Congress shall make no law respecting an establishment of religion, or prohibiting the free exercise thereof; or abridging the freedom of speech, or of the press; or the right of the people peaceably to assemble, and to petition the Government for a redress of grievances. I am totally committed to this idea, even when faced with ideas that are contrary to my own views. Nonetheless, there's been a recent trend in Western society that endeavors to limit certain speech, and this causes me concern. I'm wondering how others might feel about unlimited expression and the efforts to curb specific ideas.
Until recently, free speech in the USA was only limited when it was likely to result in the commission of a crime, or in some other way threaten public order.
The obvious example is fraud: telling someone a lie in order to manipulate them into doing something that will benefit you but cause them harm or financial loss. "This car was only driven to church on Sundays by an old lady who never went more than 30mph" is the classic example. And even this is limited; we're expected to be wise enough to know that advertisements exaggerate.

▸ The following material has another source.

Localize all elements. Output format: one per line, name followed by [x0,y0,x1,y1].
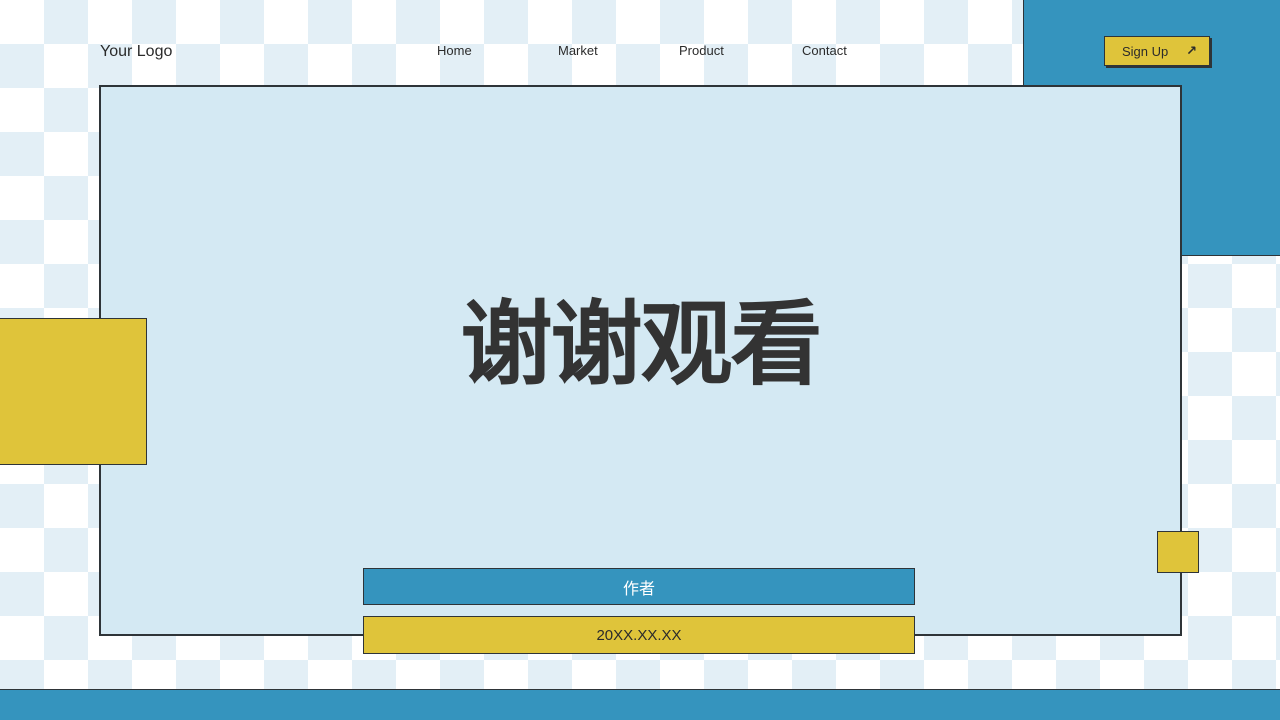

In my view, "fraud" also neatly covers the common example of yelling "Fire!" in a crowded theater. The person who yells is
lying in order to gain a
benefit, which is the entertainment value of watching people scrambling to get to the exits, and this causes
harm or financial loss to the people who have lost their opportunity to see the movie and wasted their valuable time; they might also be physically injured in the chaos.
Other examples of generally-accepted limits on free speech include:
- Advocating the overthrow of the U.S. government by force. This may seem petty, and indeed you'd have to do a little more than write, "Let's storm Washington with assault rifles and overthrow the government," in a post on SciForums before anybody would bother prosecuting you. But in times of turmoil, or in the event of an attack on U.S. soil like 9/11 or Pearl Harbor, when a reasonable person might suspect that a home-grown revolt might be brewing that would aid our enemies, to advocate the overthrow of the government is to advocate a breakdown of civil society and to invite martial law.
- Fomenting a riot. Again, one guy with a bullhorn is probably not going to be prosecuted--although his bullhorn might be confiscated. But a group of people with torches yelling about injustice and recommending burning down buildings need to be stopped. (I was in L.A. during the Watts riots and also during the Rodney King riots. In both cases the rioters did far more harm to the people whom they claimed they wanted to help, than to the rest of us. I always tuned to the Spanish-language stations for better coverage of news in progress. I still cry when I remember the barefoot little boy standing on the sidewalk watching his apartment building burn down, saying to the camera, Yo tenía solo un par de zapatos, y entonces están quemados. "I only had one pair of shoes, and now they're burned up.")
- "Fighting words." If you and three buddies walk into a bar in East Los Angeles half an hour before closing time, when it's reasonable to assume that there are quite a few people inside who are A) of Mexican ancestry and B) drunk, and yell, "You damn Mexicans should go home," the odds are about 99% that a fight will immediately break out. I haven't been back to L.A. since the last century, but here in Maryland virtually every bar has a bouncer or two to handle such situations; still, even two big tough guys couldn't stop the brawl that remark would trigger.
- Conspiracy to commit a crime. This is a recent addition. Planning a crime is, after all, part of the crime itself. So getting together with your buddies to plan the crime is also part of the crime. It's often easier to follow mobsters to their hideouts and plant listening devices inside, than it is to find and follow the lackeys they hire to commit the actual crime, while they themselves are at the Policemen's Ball getting their photo taken with the Mayor.
Recently "hate speech" has been added to that list. Frankly I disapprove of that, even though I understand why it was added: penance. Americans with skin like mine have gotten away
literally with murdering people with different colored skin, different religions, different sexual preferences (and probably different ways of sharpening their pencils) for generations. This is just payback. So I don't complain. Having to watch my language is hardly going to compensate anyone for the friends, siblings, parents, grandparents and great-grandparents who were killed by bigots. I figure I'm getting away easy. Hell, my grandfather's parents were Jewish and I know that the "good Christian people" of Germany killed a lot of cousins of mine whose names I never knew.